Grain Salad with Radish & Pecans
Here’s a fresh, crunchy salad for fall — a counterbalance for all the comfort food to come. It’s really the best of all salad worlds. It’s got the stuff we like in a grain salad: chewy, ancient grains, sweet pecans, and tart dried cranberries. Those heartier textures are tossed with crisp French breakfast radishes, leafy greens, and a handful of fresh herbs. A classic sherry vinaigrette pulls it all together.
We’d serve this pretty salad as a side dish at any dinner — it’ll be terrific on your Thanksgiving table. But it’s also perfect midweek fodder: It comes together in three steps and a wee bit of slicing, and it has enough heft for a light lunch or dinner. You won’t find yourself poking around the pantry for a snack one hour later. If something more substantive is called for, we like it with a salmon popsicle (or two) from the Gelson’s Kitchen.

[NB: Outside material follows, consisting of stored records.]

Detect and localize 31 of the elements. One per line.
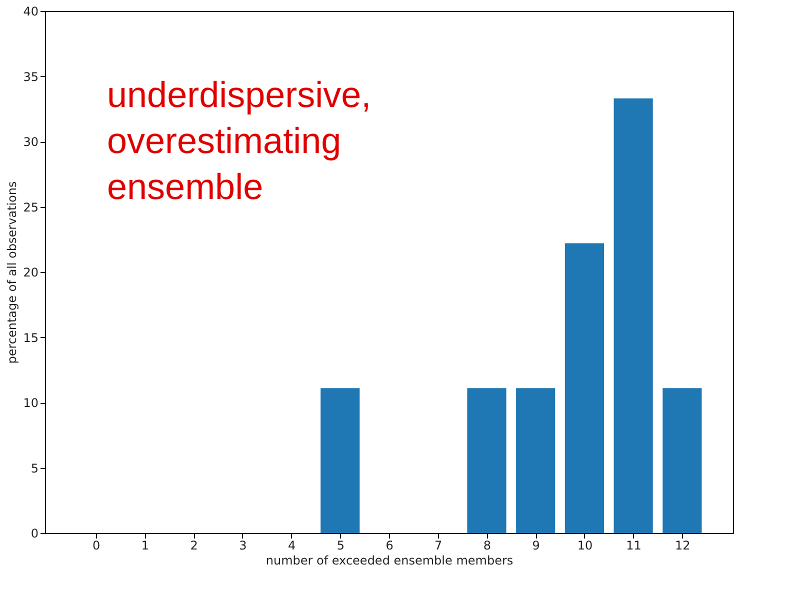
y-tick-label: 15 (23, 330, 38, 345)
x-tick-label: 6 (386, 538, 394, 552)
x-tick-label: 2 (190, 538, 198, 552)
x-tick-label: 8 (483, 538, 492, 552)
x-axis-title: number of exceeded ensemble members (266, 554, 514, 568)
x-tick-label: 0 (92, 538, 100, 552)
y-tick-label: 10 (23, 396, 38, 410)
y-tick-label: 20 (23, 266, 38, 280)
y-tick-label: 30 (23, 135, 38, 149)
bar (564, 243, 604, 533)
x-tick-label: 11 (626, 538, 642, 552)
x-tick-label: 10 (577, 538, 593, 552)
bar (662, 388, 702, 533)
x-tick-label: 1 (141, 538, 149, 552)
y-tick-label: 5 (30, 461, 38, 476)
x-tick-label: 4 (288, 538, 296, 552)
y-tick-label: 0 (30, 526, 38, 540)
y-axis-title: percentage of all observations (5, 181, 20, 364)
annotation: underdispersive, overestimating ensemble (107, 74, 372, 207)
x-tick-label: 9 (532, 538, 540, 552)
x-tick-label: 12 (675, 538, 690, 552)
x-tick-label: 3 (239, 538, 247, 552)
y-tick-label: 35 (23, 70, 38, 84)
y-tick-label: 40 (23, 4, 38, 18)
x-tick-label: 5 (336, 538, 344, 552)
bar (516, 388, 556, 533)
bar (614, 98, 653, 533)
y-tick-label: 25 (23, 200, 38, 214)
bar (467, 388, 506, 533)
bar (320, 388, 360, 533)
x-tick-label: 7 (434, 538, 442, 552)
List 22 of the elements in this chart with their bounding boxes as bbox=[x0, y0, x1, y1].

Tip: we used quinoa and farro in our salad, but you can use your favorite grains.
Servings: 6 to 8, as a side
2 cups mixed quinoa and farro
1 cup baby arugula leaves
1 cup parsley leaves, minced
½ cup tarragon leaves, minced
½ cup mint leaves, cut in a chiffonade
½ cup Gelson’s pecan halves
¼ cup walnut oil
¼ cup sherry vinegar
1 cup French breakfast radishes, thinly sliced
¼ cup shallot, minced
¼ cup olive oil
½ cup raisins
½ cup dried cranberries
Kosher salt, to taste
Cook grains according to package instructions.
Drain the grains into a colander, then set them aside until they are warm to the touch.
In a large salad bowl, combine all of the ingredients and toss well. Season with salt to taste.